One recurring element with successful products seen on shows like Shark Tank is the philanthropic element. Several of the most successful companies have associated donations to charities, to homeless shelters, or to infrastructure expansions in other countries. If you can institute some kind of program in a similar vein, you can get publicity simply by getting big name sites to promote your philanthropy. People love donating by proxy and getting something in return; it makes them feel like their capitalist spending habits are helping others and not just themselves.

Getting an App Featured

Apps are a little harder to get featured simply because you need to be something truly out of the ordinary. You can take a number of different paths for this. For example, there are apps like I Am Rich, which was a $999 app that did nothing but put a shiny icon on the phone screen, or Send Me To Heaven, an app that encouraged throwing your phone as high into the air as possible – leading to damage when you inevitably failed to catch it.

Send Me to Heaven App

Other apps can simply fill a role that hasn’t been filled, or hasn’t been filled well, before. Apps like Tinder or Snapchat obviously fill these roles, but so do simple innovative games like Angry Birds or the fad Flappy Bird from a couple years back.
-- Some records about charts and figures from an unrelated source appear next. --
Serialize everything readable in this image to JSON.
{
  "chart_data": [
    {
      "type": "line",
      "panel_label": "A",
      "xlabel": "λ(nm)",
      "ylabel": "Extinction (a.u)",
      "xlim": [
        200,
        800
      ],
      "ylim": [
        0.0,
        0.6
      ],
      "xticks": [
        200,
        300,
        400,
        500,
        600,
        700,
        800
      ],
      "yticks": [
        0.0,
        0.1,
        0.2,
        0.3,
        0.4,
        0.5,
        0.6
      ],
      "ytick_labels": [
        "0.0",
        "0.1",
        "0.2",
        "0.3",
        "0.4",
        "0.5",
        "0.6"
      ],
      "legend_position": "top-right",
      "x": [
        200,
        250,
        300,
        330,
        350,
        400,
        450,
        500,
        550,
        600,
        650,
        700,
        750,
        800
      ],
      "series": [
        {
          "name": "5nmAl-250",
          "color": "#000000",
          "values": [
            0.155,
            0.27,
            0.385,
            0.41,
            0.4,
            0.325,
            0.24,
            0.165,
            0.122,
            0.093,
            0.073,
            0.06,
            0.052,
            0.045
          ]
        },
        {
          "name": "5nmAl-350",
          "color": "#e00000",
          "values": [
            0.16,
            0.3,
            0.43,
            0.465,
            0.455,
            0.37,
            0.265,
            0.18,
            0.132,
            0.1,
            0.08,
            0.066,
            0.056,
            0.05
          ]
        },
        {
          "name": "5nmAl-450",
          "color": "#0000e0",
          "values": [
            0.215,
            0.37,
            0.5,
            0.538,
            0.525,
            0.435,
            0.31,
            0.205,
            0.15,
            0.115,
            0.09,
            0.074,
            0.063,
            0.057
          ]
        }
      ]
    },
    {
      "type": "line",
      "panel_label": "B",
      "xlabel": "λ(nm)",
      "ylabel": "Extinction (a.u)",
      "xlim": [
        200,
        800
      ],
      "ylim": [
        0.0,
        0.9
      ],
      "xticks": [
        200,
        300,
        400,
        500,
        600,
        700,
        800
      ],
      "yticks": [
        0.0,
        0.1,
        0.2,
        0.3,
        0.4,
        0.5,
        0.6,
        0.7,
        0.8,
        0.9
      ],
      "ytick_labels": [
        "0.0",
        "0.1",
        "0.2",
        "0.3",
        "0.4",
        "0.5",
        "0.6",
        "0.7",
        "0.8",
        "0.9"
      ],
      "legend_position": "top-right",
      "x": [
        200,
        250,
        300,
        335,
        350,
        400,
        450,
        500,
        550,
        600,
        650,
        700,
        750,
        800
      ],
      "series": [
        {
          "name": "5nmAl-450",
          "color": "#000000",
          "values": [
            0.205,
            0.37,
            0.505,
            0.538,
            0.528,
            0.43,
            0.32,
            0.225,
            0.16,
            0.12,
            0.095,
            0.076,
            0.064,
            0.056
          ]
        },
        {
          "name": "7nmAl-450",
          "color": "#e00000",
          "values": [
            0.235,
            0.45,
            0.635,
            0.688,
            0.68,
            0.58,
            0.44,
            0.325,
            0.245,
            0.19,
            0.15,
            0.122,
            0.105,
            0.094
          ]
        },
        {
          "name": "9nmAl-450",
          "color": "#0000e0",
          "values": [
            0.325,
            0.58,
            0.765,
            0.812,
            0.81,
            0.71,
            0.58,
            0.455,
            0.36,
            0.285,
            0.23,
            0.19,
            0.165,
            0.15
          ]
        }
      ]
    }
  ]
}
One of the troubles with featured apps is simply that it’s incredibly easy for a farm developer in China or India to reverse engineer or copy your app and try to get it going as a competitor. Those won’t get publicity on their own, but they make your app look less unique.

Getting an Event Featured

Getting an event featured generally just comes down to either having the right connections or being big and/or unique enough. For example, a large gathering or convention – something like Lollapalooza or San Diego Comic Con – is going to get a lot of publicity, because they’re massive events every year. Something like the recent anniversary event for Pokemon Go got a lot of attention both because of how big and unique it was and because of how poorly it went.

Unfortunately, smaller events are likely only going to be featured in local papers and local sites unless they grow to an exceptional level. It’s pretty difficult to get a small event – anything smaller than a state fair, really – to get national-level coverage. You need to have something of national appeal. Well, that, or you could go wrong in a spectacular way, like the cheese festival that ran out of cheese, or FyreFest.

Getting an Individual Featured

As an individual, if you want to be featured on some kind of national publication, you need to either do something extremely noteworthy, be extremely rich, or have well-connected friends. There’s not really any way around it. Sites like Forbes, the Huffington Post, or the Washington Post aren’t going to just write a story about any old regular business owner for no reason.

Now, when I say do something noteworthy, I don’t mean that you need to personally shoot down 100 Nazi warplanes or donate $100,000,000 to charity. You can be a pretty simple small business owner with a focus on humanitarian aid. I mentioned Mack up above; he’s getting as much publicity and as many interviews as his business, after all.

The easiest way, for all of the above, is really just to make friends with people in high places. Network with people, meet journalists at trade shows, associate with ever-increasing circles of society, and ruthlessly pursue publication. Eventually you’ll make it.